İran’dan Lübnan’a esrarengiz patlamalar ve çelişkili açıklamalar

Hizbullah, patlamaların meydana geldiği devlet birimleriyle işbirliğinde bulunmadığını söylüyor

Ayn Kana beldesindeki esrarengiz patlama, iki katlı bir binayı harap hale getirdi (sosyal medya)
Ayn Kana beldesindeki esrarengiz patlama, iki katlı bir binayı harap hale getirdi (sosyal medya)
TT

İran’dan Lübnan’a esrarengiz patlamalar ve çelişkili açıklamalar

Ayn Kana beldesindeki esrarengiz patlama, iki katlı bir binayı harap hale getirdi (sosyal medya)
Ayn Kana beldesindeki esrarengiz patlama, iki katlı bir binayı harap hale getirdi (sosyal medya)

Tony Boulos
İran'da olduğu gibi Bekaa ve Güney Lübnan'da Hizbullah’ın kontrol “kurtarılmış bölgelerindeki” gizemli patlamalar da en az bir yıldır devam ediyor. Bu yönde resmi güvenlik raporlarının, can kaybı ve yaralı sayılarının yokluğunda medya ise patlamaların geçtiği bu alanları olup bitenleri bilgi kaynağına erişme ve gerçeği bilme hakkına sahip Lübnan kamuoyuna iletmek amacıyla denetleyemiyor.
Belirsizlik, medya karartması ve patlamaların yaşandığı bölgelerin kapalı güvenlik alanları olarak değerlendirilmesi, Hizbullah ile İsrail arasında süregelen gizli bir savaş olup olmadığı konusunda birçok soru işaretine neden oldu. Zirâ İsrail, Hizbullah’ın Suriye’deki mevkilerini zaten hedef alıyor. Aynı zamanda İran'da meydana gelen, hayati tesislerin hedef alındığı esrarengiz patlamalar dizisi ile bu patlamalar arasında ilişki olup olmadığı merak ediliyor.
Uzun bir seri
Bundan birkaç gün önce Beyrut saatiyle 02.00 sularında Nebatiye kentine bağlı Deyr ez-Zahrani ve Humine beldelerinde sebebi bilinmeyen patlamalar meydana geldi.

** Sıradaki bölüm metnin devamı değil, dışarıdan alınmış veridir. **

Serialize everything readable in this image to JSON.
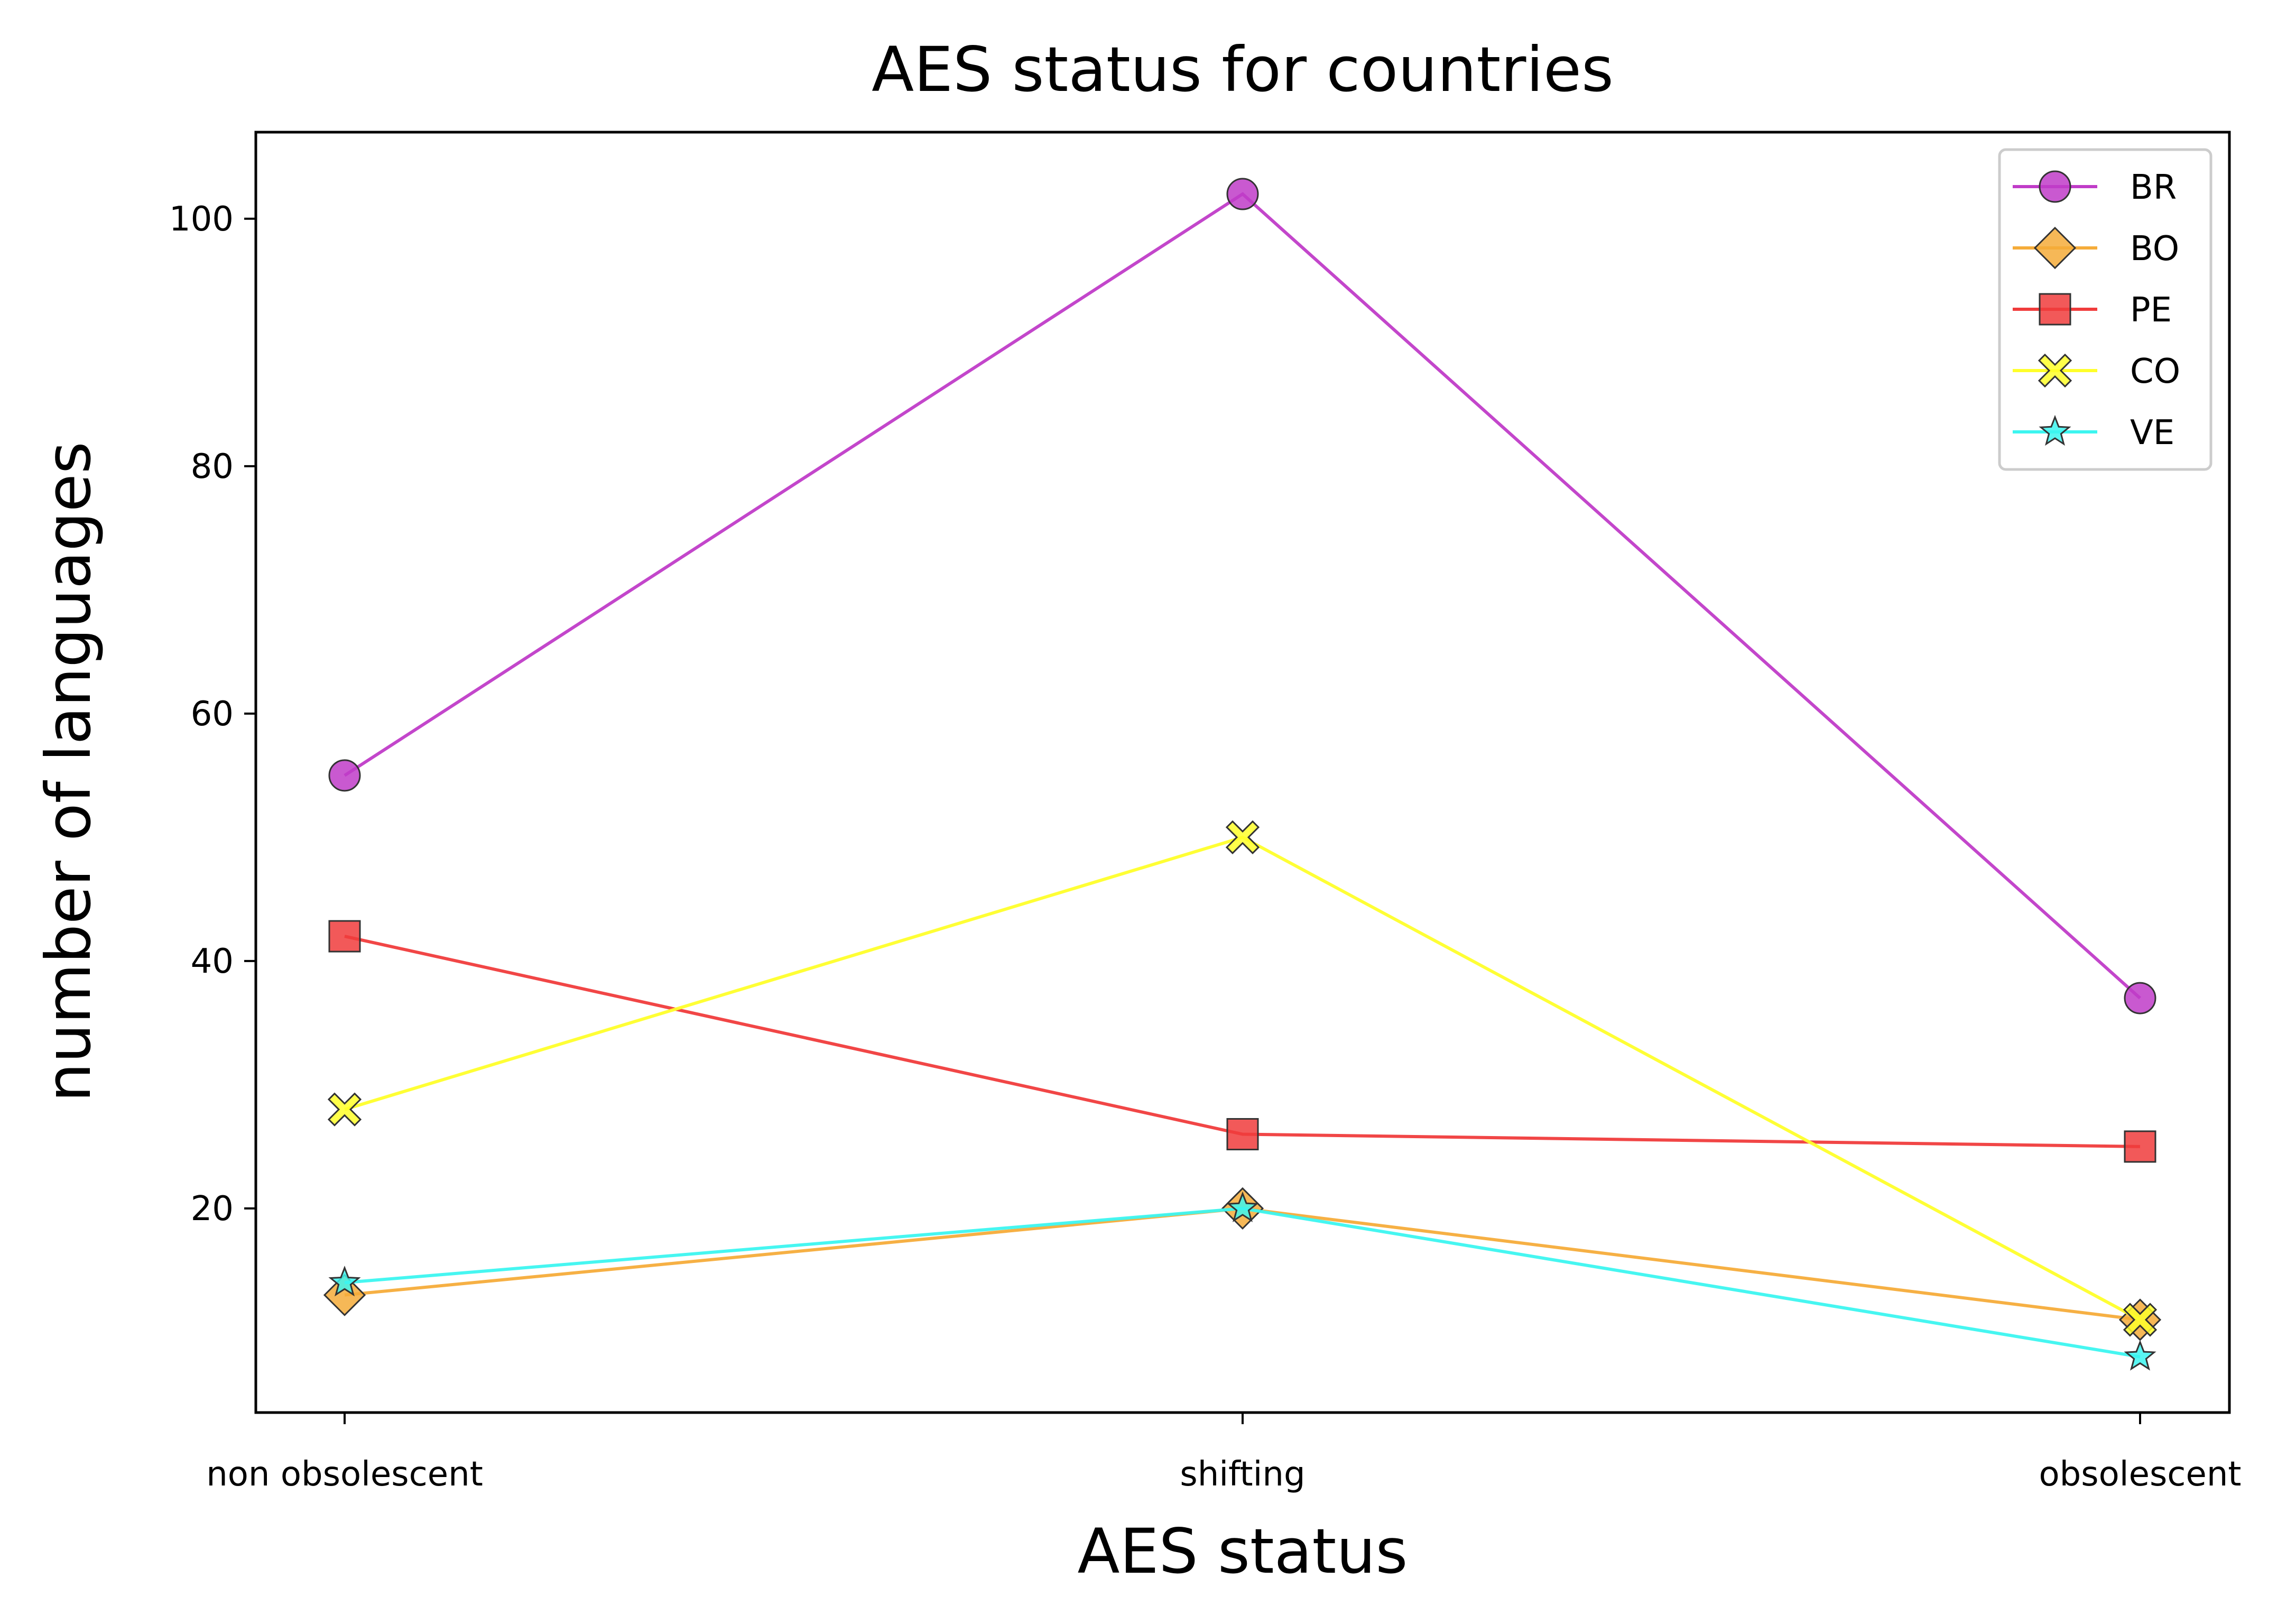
{
  "chart_data": {
    "type": "line",
    "title": "AES status for countries",
    "xlabel": "AES status",
    "ylabel": "number of languages",
    "categories": [
      "non obsolescent",
      "shifting",
      "obsolescent"
    ],
    "ylim": [
      3.5,
      107
    ],
    "yticks": [
      20,
      40,
      60,
      80,
      100
    ],
    "grid": false,
    "legend_position": "top-right",
    "series": [
      {
        "name": "BR",
        "values": [
          55,
          102,
          37
        ],
        "color": "#c03cc8",
        "marker": "circle"
      },
      {
        "name": "BO",
        "values": [
          13,
          20,
          11
        ],
        "color": "#f5ac3a",
        "marker": "diamond"
      },
      {
        "name": "PE",
        "values": [
          42,
          26,
          25
        ],
        "color": "#f03c3c",
        "marker": "square"
      },
      {
        "name": "CO",
        "values": [
          28,
          50,
          11
        ],
        "color": "#ffff2a",
        "marker": "x"
      },
      {
        "name": "VE",
        "values": [
          14,
          20,
          8
        ],
        "color": "#3cf5f0",
        "marker": "star"
      }
    ]
  }
}
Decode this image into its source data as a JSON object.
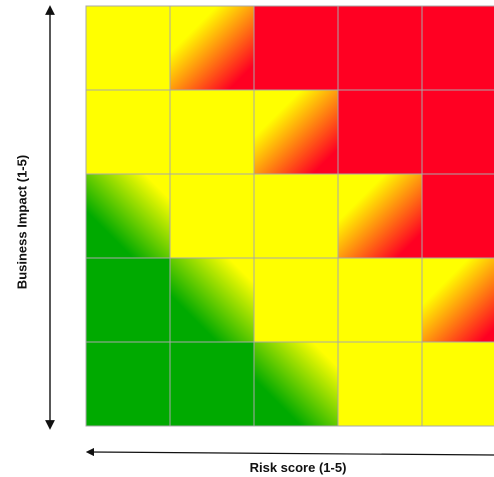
{
  "chart_data": {
    "type": "heatmap",
    "title": "",
    "xlabel": "Risk score (1-5)",
    "ylabel": "Business Impact (1-5)",
    "rows": 5,
    "cols": 5,
    "cells": [
      [
        "yellow",
        "yellow-red",
        "red",
        "red",
        "red"
      ],
      [
        "yellow",
        "yellow",
        "yellow-red",
        "red",
        "red"
      ],
      [
        "green-yellow",
        "yellow",
        "yellow",
        "yellow-red",
        "red"
      ],
      [
        "green",
        "green-yellow",
        "yellow",
        "yellow",
        "yellow-red"
      ],
      [
        "green",
        "green",
        "green-yellow",
        "yellow",
        "yellow"
      ]
    ],
    "grid": true,
    "legend": "none"
  },
  "colors": {
    "red": "#ff0022",
    "yellow": "#ffff00",
    "green": "#00aa00",
    "grid": "#a8a8a8",
    "axis": "#111111"
  }
}
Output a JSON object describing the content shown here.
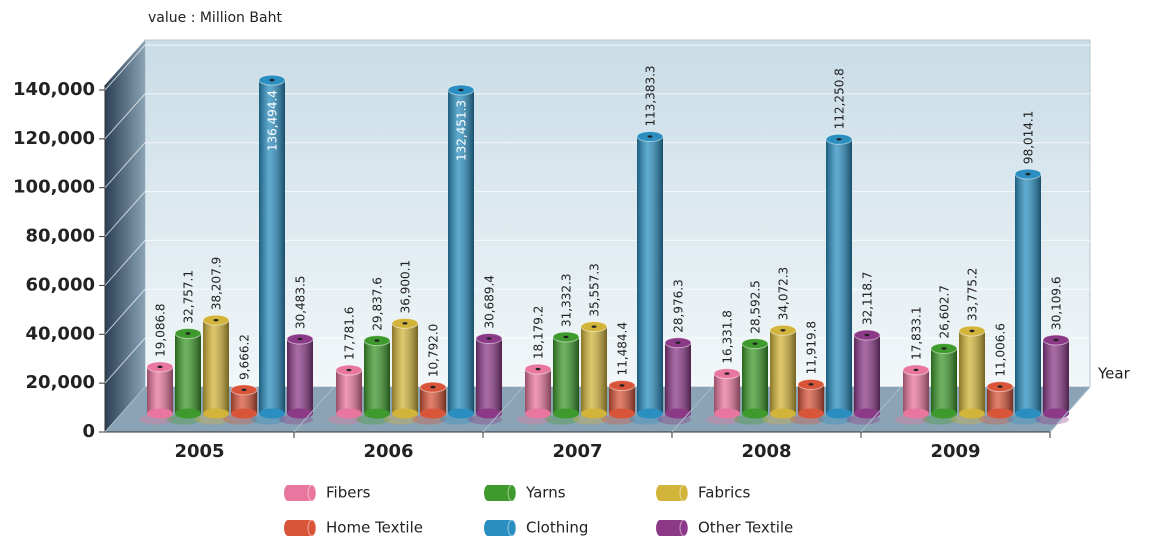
{
  "chart_data": {
    "type": "bar3d",
    "y_axis_label": "value : Million Baht",
    "x_axis_label": "Year",
    "categories": [
      "2005",
      "2006",
      "2007",
      "2008",
      "2009"
    ],
    "series": [
      {
        "name": "Fibers",
        "color": "#e8769e",
        "values": [
          19086.8,
          17781.6,
          18179.2,
          16331.8,
          17833.1
        ],
        "value_labels": [
          "19,086.8",
          "17,781.6",
          "18,179.2",
          "16,331.8",
          "17,833.1"
        ]
      },
      {
        "name": "Yarns",
        "color": "#3e9a2c",
        "values": [
          32757.1,
          29837.6,
          31332.3,
          28592.5,
          26602.7
        ],
        "value_labels": [
          "32,757.1",
          "29,837.6",
          "31,332.3",
          "28,592.5",
          "26,602.7"
        ]
      },
      {
        "name": "Fabrics",
        "color": "#d2b43a",
        "values": [
          38207.9,
          36900.1,
          35557.3,
          34072.3,
          33775.2
        ],
        "value_labels": [
          "38,207.9",
          "36,900.1",
          "35,557.3",
          "34,072.3",
          "33,775.2"
        ]
      },
      {
        "name": "Home Textile",
        "color": "#d8553a",
        "values": [
          9666.2,
          10792.0,
          11484.4,
          11919.8,
          11006.6
        ],
        "value_labels": [
          "9,666.2",
          "10,792.0",
          "11,484.4",
          "11,919.8",
          "11,006.6"
        ]
      },
      {
        "name": "Clothing",
        "color": "#2a8ec0",
        "values": [
          136494.4,
          132451.3,
          113383.3,
          112250.8,
          98014.1
        ],
        "value_labels": [
          "136,494.4",
          "132,451.3",
          "113,383.3",
          "112,250.8",
          "98,014.1"
        ]
      },
      {
        "name": "Other Textile",
        "color": "#8c3a88",
        "values": [
          30483.5,
          30689.4,
          28976.3,
          32118.7,
          30109.6
        ],
        "value_labels": [
          "30,483.5",
          "30,689.4",
          "28,976.3",
          "32,118.7",
          "30,109.6"
        ]
      }
    ],
    "ylim": [
      0,
      140000
    ],
    "yticks": [
      0,
      {
        "value": 20000,
        "label": "20,000"
      },
      {
        "value": 40000,
        "label": "40,000"
      },
      {
        "value": 60000,
        "label": "60,000"
      },
      {
        "value": 80000,
        "label": "80,000"
      },
      {
        "value": 100000,
        "label": "100,000"
      },
      {
        "value": 120000,
        "label": "120,000"
      },
      {
        "value": 140000,
        "label": "140,000"
      }
    ],
    "grid": true
  }
}
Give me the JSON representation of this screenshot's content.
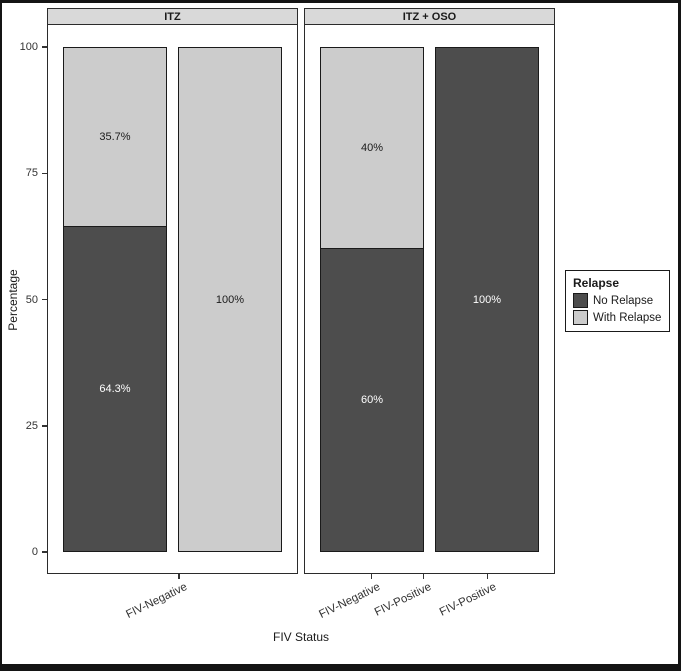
{
  "chart_data": {
    "type": "bar",
    "variant": "stacked-percent",
    "title": "",
    "xlabel": "FIV Status",
    "ylabel": "Percentage",
    "ylim": [
      0,
      100
    ],
    "y_ticks": [
      0,
      25,
      50,
      75,
      100
    ],
    "grid": false,
    "legend": {
      "title": "Relapse",
      "position": "right",
      "entries": [
        {
          "label": "No Relapse",
          "color": "#4D4D4D"
        },
        {
          "label": "With Relapse",
          "color": "#CCCCCC"
        }
      ]
    },
    "facets": [
      {
        "label": "ITZ",
        "categories": [
          "FIV-Negative",
          "FIV-Positive"
        ],
        "bars": [
          {
            "category": "FIV-Negative",
            "segments": [
              {
                "series": "No Relapse",
                "value": 64.3,
                "label": "64.3%",
                "label_color": "#FFFFFF"
              },
              {
                "series": "With Relapse",
                "value": 35.7,
                "label": "35.7%",
                "label_color": "#1a1a1a"
              }
            ]
          },
          {
            "category": "FIV-Positive",
            "segments": [
              {
                "series": "With Relapse",
                "value": 100,
                "label": "100%",
                "label_color": "#1a1a1a"
              }
            ]
          }
        ]
      },
      {
        "label": "ITZ + OSO",
        "categories": [
          "FIV-Negative",
          "FIV-Positive"
        ],
        "bars": [
          {
            "category": "FIV-Negative",
            "segments": [
              {
                "series": "No Relapse",
                "value": 60,
                "label": "60%",
                "label_color": "#FFFFFF"
              },
              {
                "series": "With Relapse",
                "value": 40,
                "label": "40%",
                "label_color": "#1a1a1a"
              }
            ]
          },
          {
            "category": "FIV-Positive",
            "segments": [
              {
                "series": "No Relapse",
                "value": 100,
                "label": "100%",
                "label_color": "#FFFFFF"
              }
            ]
          }
        ]
      }
    ],
    "colors": {
      "bar_outline": "#1a1a1a",
      "panel_border": "#2b2b2b",
      "strip_background": "#D9D9D9",
      "dark_fill": "#4D4D4D",
      "light_fill": "#CCCCCC"
    }
  }
}
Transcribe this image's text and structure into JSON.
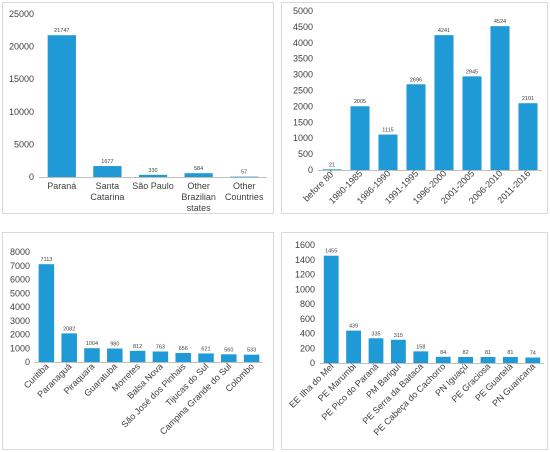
{
  "bar_color": "#1f9ad6",
  "chart_data": [
    {
      "type": "bar",
      "title": "",
      "xlabel": "",
      "ylabel": "",
      "categories": [
        [
          "Paraná"
        ],
        [
          "Santa",
          "Catarina"
        ],
        [
          "São Paulo"
        ],
        [
          "Other",
          "Brazilian",
          "states"
        ],
        [
          "Other",
          "Countries"
        ]
      ],
      "values": [
        21747,
        1677,
        330,
        584,
        57
      ],
      "ylim": [
        0,
        25000
      ],
      "yticks": [
        0,
        5000,
        10000,
        15000,
        20000,
        25000
      ],
      "rotate_labels": false,
      "grid": false
    },
    {
      "type": "bar",
      "title": "",
      "xlabel": "",
      "ylabel": "",
      "categories": [
        "before 80'",
        "1980-1985",
        "1986-1990",
        "1991-1995",
        "1996-2000",
        "2001-2005",
        "2006-2010",
        "2011-2016"
      ],
      "values": [
        21,
        2005,
        1115,
        2696,
        4241,
        2945,
        4524,
        2101
      ],
      "ylim": [
        0,
        5000
      ],
      "yticks": [
        0,
        500,
        1000,
        1500,
        2000,
        2500,
        3000,
        3500,
        4000,
        4500,
        5000
      ],
      "rotate_labels": true,
      "grid": false
    },
    {
      "type": "bar",
      "title": "",
      "xlabel": "",
      "ylabel": "",
      "categories": [
        "Curitiba",
        "Paranaguá",
        "Piraquara",
        "Guaratuba",
        "Morretes",
        "Balsa Nova",
        "São José dos Pinhais",
        "Tijucas do Sul",
        "Campina Grande do Sul",
        "Colombo"
      ],
      "values": [
        7113,
        2082,
        1004,
        980,
        812,
        763,
        656,
        621,
        560,
        533
      ],
      "ylim": [
        0,
        8000
      ],
      "yticks": [
        0,
        1000,
        2000,
        3000,
        4000,
        5000,
        6000,
        7000,
        8000
      ],
      "rotate_labels": true,
      "grid": false
    },
    {
      "type": "bar",
      "title": "",
      "xlabel": "",
      "ylabel": "",
      "categories": [
        "EE Ilha do Mel",
        "PE Marumbi",
        "PE Pico do Paraná",
        "PM Bariguí",
        "PE Serra da Baitaca",
        "PE Cabeça do Cachorro",
        "PN Iguaçú",
        "PE Graciosa",
        "PE Guartelá",
        "PN Guaricana"
      ],
      "values": [
        1455,
        439,
        335,
        315,
        158,
        84,
        82,
        81,
        81,
        74
      ],
      "ylim": [
        0,
        1600
      ],
      "yticks": [
        0,
        200,
        400,
        600,
        800,
        1000,
        1200,
        1400,
        1600
      ],
      "rotate_labels": true,
      "grid": false
    }
  ]
}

Görgü tanıkları, Hizbullah üyelerinin patlamanın meydana geldiği yere koşarak burayı güvenlik şeridine aldıklarını gazetecilerin olay yerine ulaşmasına izin verilmediği bildirdi.
Birkaç hafta önce ise Lübnan'ın doğusundaki Bekaa Vadisi yakınlarında ve Nabi Şit beldesindeki bir bölgede meydana gelen patlamayla ilgili çelişkili bilgiler kaydedildi. Bazı medya kuruluşları patlamanın İsrail'in Hizbullah’a ait bir mevkiyi hedef alan saldırısından kaynaklandığını öne sürerken Hizbullah ise patlamanın İsrail’in 1982'deki işgalinden kalan kalıntılardan bir füzenin patlamasından kaynaklandığını öne sürdü. Ancak İsrail'in Lazkiye limanında İran konteynerlerini ikinci kez hedef almasının saatler ardından gelen bu anlatı, birçok şüpheye neden oldu.
Eylül 2020’de et-Tuffah bölgesindeki Ayn Kana ile Ceba arasındaki bölgede bir patlama duyulmuştu. Görgü şahitleri iki katlı bir binanın yerle bir olduğunu, patlamanın yakınlardaki yerleşim bölgelerini de etkilediğini bildirmişti. Komşular tarafından kaydedilen görüntüler hasarın boyutunu ortaya çıkarmıştı. Hizbullah’ın olay yerini hızla güvenlik çemberine alması ve patlamayla ilgili herhangi bir kapsamlı soruşturmayı engellemesi dolayısıyla olup bitenlere dair resmi bir açıklama yapılmamıştı. Geçen yıl Lübnan-Suriye sınırına bitişik el-Kasr bölgesinde birden fazla patlama kaydedilmiş, Hizbullah ise bu patlamaların uzak bölgelerde depolanan petrol malzemelerinden kaynaklandığını öne sürmüştü. Birkaç hafta önce ise Sur şehrindeki kamplardan birinde Hamas hareketine ait bir depoda şiddetli bir patlama kaydedilmiş, ancak gerçekler ortaya çıkmamıştı.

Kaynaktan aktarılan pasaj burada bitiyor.